Our trade deficit with China is getting all of the attention these days. But, when expressed in per capita terms, our deficit with China in manufactured goods is nineteenth on the list. Our per capita deficit with other nations such as Japan, Germany, Mexico, Korea and others (all much more densely populated than the U.S.) is worse. In fact, our largest per capita trade deficit in manufactured goods is with Ireland, a nation twice as densely populated as the U.S. Our per capita deficit with Ireland is twenty-five times worse than China's. My point is not that our deficit with China isn't a problem, but rather that it's exactly what we should have expected when we suddenly applied a trade policy that was a proven failure around the world to a country with one sixth of the world's population.

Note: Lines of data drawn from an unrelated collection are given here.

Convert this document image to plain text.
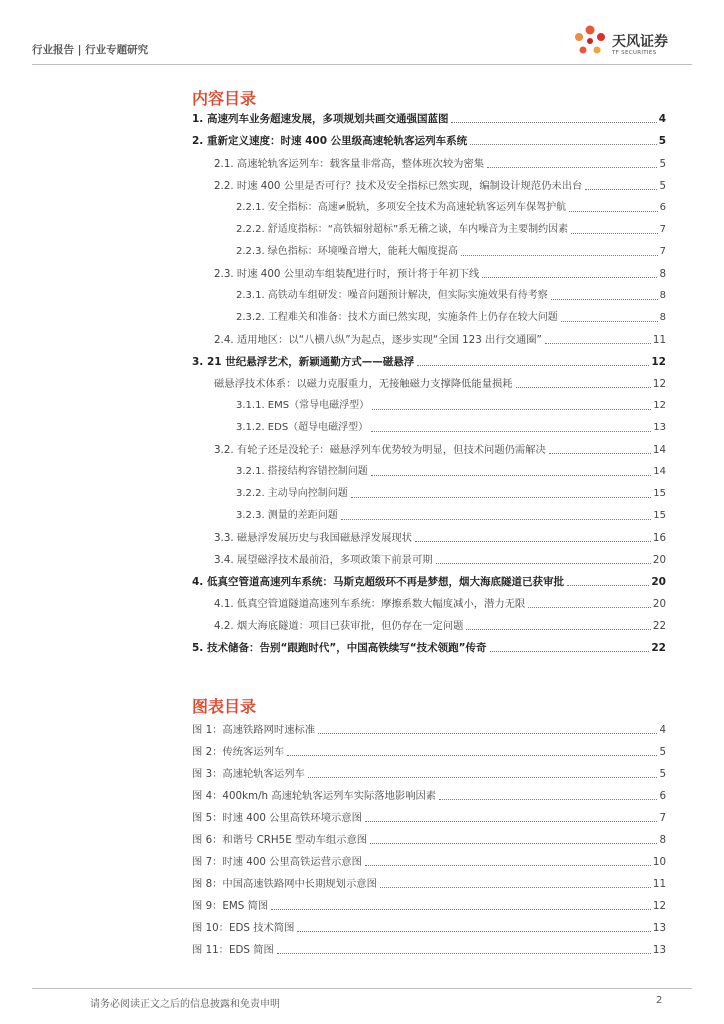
行业报告 | 行业专题研究	天风证券
TF SECURITIES
内容目录
1. 高速列车业务超速发展，多项规划共画交通强国蓝图	4
2. 重新定义速度：时速 400 公里级高速轮轨客运列车系统	5
2.1. 高速轮轨客运列车：载客量非常高，整体班次较为密集	5
2.2. 时速 400 公里是否可行？技术及安全指标已然实现，编制设计规范仍未出台	5
2.2.1. 安全指标：高速≠脱轨，多项安全技术为高速轮轨客运列车保驾护航	6
2.2.2. 舒适度指标：“高铁辐射超标”系无稽之谈，车内噪音为主要制约因素	7
2.2.3. 绿色指标：环境噪音增大，能耗大幅度提高	7
2.3. 时速 400 公里动车组装配进行时，预计将于年初下线	8
2.3.1. 高铁动车组研发：噪音问题预计解决，但实际实施效果有待考察	8
2.3.2. 工程难关和准备：技术方面已然实现，实施条件上仍存在较大问题	8
2.4. 适用地区：以“八横八纵”为起点，逐步实现“全国 123 出行交通圈”	11
3. 21 世纪悬浮艺术，新颖通勤方式——磁悬浮	12
磁悬浮技术体系：以磁力克服重力，无接触磁力支撑降低能量损耗	12
3.1.1. EMS（常导电磁浮型）	12
3.1.2. EDS（超导电磁浮型）	13
3.2. 有轮子还是没轮子：磁悬浮列车优势较为明显，但技术问题仍需解决	14
3.2.1. 搭接结构容错控制问题	14
3.2.2. 主动导向控制问题	15
3.2.3. 测量的差距问题	15
3.3. 磁悬浮发展历史与我国磁悬浮发展现状	16
3.4. 展望磁浮技术最前沿，多项政策下前景可期	20
4. 低真空管道高速列车系统：马斯克超级环不再是梦想，烟大海底隧道已获审批	20
4.1. 低真空管道隧道高速列车系统：摩擦系数大幅度减小，潜力无限	20
4.2. 烟大海底隧道：项目已获审批，但仍存在一定问题	22
5. 技术储备：告别“跟跑时代”，中国高铁续写“技术领跑”传奇	22
图表目录
图 1：高速铁路网时速标准	4
图 2：传统客运列车	5
图 3：高速轮轨客运列车	5
图 4：400km/h 高速轮轨客运列车实际落地影响因素	6
图 5：时速 400 公里高铁环境示意图	7
图 6：和谐号 CRH5E 型动车组示意图	8
图 7：时速 400 公里高铁运营示意图	10
图 8：中国高速铁路网中长期规划示意图	11
图 9：EMS 简图	12
图 10：EDS 技术简图	13
图 11：EDS 简图	13
请务必阅读正文之后的信息披露和免责申明	2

Ricardo's principle of comparative advantage is overly simplistic and flawed because it does not take into consideration this population density effect and what happens when two nations grossly disparate in population density attempt to trade freely in manufactured goods. While free trade in natural resources and free trade in manufactured goods between nations of roughly equal population density is indeed beneficial, just as Ricardo predicts, it is a sure-fire loser when attempting to trade freely in manufactured goods with a nation with an excessive population density.

If you're interested in learning more about this important new economic theory, then I invite you to visit my web site at OpenWindowPublishingCo.com where you can read the preface for free, join in the blog discussion and, of course, buy the book if you like. (It's also available at Amazon.com.)

Please forgive the somewhat "spammish" nature of the previous paragraph, but I don't know how else to inject this new theory into the debate about trade without drawing attention to the book that explains the theory.

Keep up the good work of raising concern about our trade deficit!

Pete Murphy
Author, Five Short Blasts

Chuck Butcher said...

Thanks Pete,

I realize that trying to cover a body of work in a couple paragraphs can't do it justice. I'll stop by when I have a little more time.